AP: Reviewed packet on differentiability. If a function is differentiable, then it must also be continuous. However, a continuous function is not necessarily differentiable. A function f(x) is considered differentiable if its derivative f'(x) is continuous for every point in a specified interval. If the derivative is not continuous, then the original function f(x) is not differentiable. Began implicit differentiation, to be continued next class.
Homework: AP free response problem due tomorrow
Honors: Went over tangent line equations worksheet. Learned product rule. Notes here
Tuesday
AP: Went over the homework, the AP free response problem. Continued implicit differentiation, a challenging topic.
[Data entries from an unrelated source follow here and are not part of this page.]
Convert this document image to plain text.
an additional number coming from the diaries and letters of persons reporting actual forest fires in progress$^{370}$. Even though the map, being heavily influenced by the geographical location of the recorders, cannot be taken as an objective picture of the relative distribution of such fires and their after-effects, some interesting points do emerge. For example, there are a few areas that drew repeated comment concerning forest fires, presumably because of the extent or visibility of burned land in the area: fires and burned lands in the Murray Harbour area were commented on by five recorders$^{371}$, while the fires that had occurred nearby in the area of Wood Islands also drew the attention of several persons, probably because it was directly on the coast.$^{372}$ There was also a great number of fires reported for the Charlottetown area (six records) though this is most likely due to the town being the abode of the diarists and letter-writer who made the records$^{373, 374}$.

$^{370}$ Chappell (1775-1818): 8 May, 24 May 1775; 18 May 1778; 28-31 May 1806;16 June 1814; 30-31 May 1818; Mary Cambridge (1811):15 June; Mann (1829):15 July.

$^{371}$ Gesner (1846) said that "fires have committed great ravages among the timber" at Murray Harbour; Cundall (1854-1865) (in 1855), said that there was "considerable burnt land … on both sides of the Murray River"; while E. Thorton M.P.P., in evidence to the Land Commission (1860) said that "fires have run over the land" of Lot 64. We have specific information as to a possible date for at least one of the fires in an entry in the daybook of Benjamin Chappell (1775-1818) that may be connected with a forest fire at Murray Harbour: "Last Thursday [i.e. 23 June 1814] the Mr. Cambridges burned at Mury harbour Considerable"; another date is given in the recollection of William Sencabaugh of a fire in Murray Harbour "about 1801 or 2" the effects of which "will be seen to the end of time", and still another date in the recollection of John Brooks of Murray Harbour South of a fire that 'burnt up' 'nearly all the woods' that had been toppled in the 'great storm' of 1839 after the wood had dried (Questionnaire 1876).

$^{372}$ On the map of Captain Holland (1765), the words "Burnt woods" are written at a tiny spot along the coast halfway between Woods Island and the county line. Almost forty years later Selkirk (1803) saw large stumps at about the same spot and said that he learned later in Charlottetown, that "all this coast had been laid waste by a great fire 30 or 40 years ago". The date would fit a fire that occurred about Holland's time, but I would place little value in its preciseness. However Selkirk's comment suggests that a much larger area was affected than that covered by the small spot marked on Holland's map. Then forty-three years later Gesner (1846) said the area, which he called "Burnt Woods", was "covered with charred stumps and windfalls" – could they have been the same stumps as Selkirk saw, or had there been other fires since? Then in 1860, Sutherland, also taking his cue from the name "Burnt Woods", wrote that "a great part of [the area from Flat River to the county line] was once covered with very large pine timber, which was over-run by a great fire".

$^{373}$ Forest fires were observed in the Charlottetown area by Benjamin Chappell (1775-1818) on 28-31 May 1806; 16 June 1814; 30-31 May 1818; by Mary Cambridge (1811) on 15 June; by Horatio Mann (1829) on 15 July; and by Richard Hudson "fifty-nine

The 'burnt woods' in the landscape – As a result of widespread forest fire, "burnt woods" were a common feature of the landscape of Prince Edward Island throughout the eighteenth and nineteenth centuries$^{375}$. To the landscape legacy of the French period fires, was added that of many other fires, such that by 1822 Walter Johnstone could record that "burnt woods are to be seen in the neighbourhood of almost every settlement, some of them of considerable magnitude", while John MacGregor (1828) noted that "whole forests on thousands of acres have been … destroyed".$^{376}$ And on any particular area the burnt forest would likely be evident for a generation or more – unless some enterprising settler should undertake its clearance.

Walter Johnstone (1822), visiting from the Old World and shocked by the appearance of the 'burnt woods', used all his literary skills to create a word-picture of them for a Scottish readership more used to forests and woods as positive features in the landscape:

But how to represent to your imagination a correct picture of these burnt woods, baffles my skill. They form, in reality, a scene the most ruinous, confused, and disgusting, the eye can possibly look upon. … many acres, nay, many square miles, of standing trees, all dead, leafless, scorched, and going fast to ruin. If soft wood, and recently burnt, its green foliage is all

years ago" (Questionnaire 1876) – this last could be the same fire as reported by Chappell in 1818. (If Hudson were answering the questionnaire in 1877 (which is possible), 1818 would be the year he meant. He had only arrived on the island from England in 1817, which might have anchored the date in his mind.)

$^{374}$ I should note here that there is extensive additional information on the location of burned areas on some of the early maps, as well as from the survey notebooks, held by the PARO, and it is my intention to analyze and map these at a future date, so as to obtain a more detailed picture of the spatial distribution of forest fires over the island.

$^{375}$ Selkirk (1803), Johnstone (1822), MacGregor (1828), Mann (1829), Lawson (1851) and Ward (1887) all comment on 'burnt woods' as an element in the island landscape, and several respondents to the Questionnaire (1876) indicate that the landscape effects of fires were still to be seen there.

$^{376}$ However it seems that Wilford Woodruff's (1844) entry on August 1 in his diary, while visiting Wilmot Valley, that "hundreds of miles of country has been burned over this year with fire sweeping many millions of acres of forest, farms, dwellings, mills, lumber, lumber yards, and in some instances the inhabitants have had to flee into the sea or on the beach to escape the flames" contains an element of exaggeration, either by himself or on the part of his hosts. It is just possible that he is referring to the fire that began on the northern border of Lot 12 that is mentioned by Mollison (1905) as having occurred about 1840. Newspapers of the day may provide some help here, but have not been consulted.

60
Worked through 2000AB5, a free response problem involving this topic. Notes
Homework: p. 142: 1-15, 29-34 (due Friday) (will discuss some on Thurs)
Wednesday
AP: No DS (substitute teacher today)
Honors: Using the product and quotient rules. Videos shown by substitute teacher.
Note homework modification: p. 124: #1-18 (due Friday)
Thursday
AP: Worked on implicit differentiation problems in class. Homework set due tomorrow. Passed out practice test for derivatives, due Tuesday.
Friday
AP: No DS because of NHS meeting.
Honors: Some re-teach on product and quotient rule. Explored relationship between a function and its derivative graphically through web applets. Homework that was assigned Wednesday extended to Monday.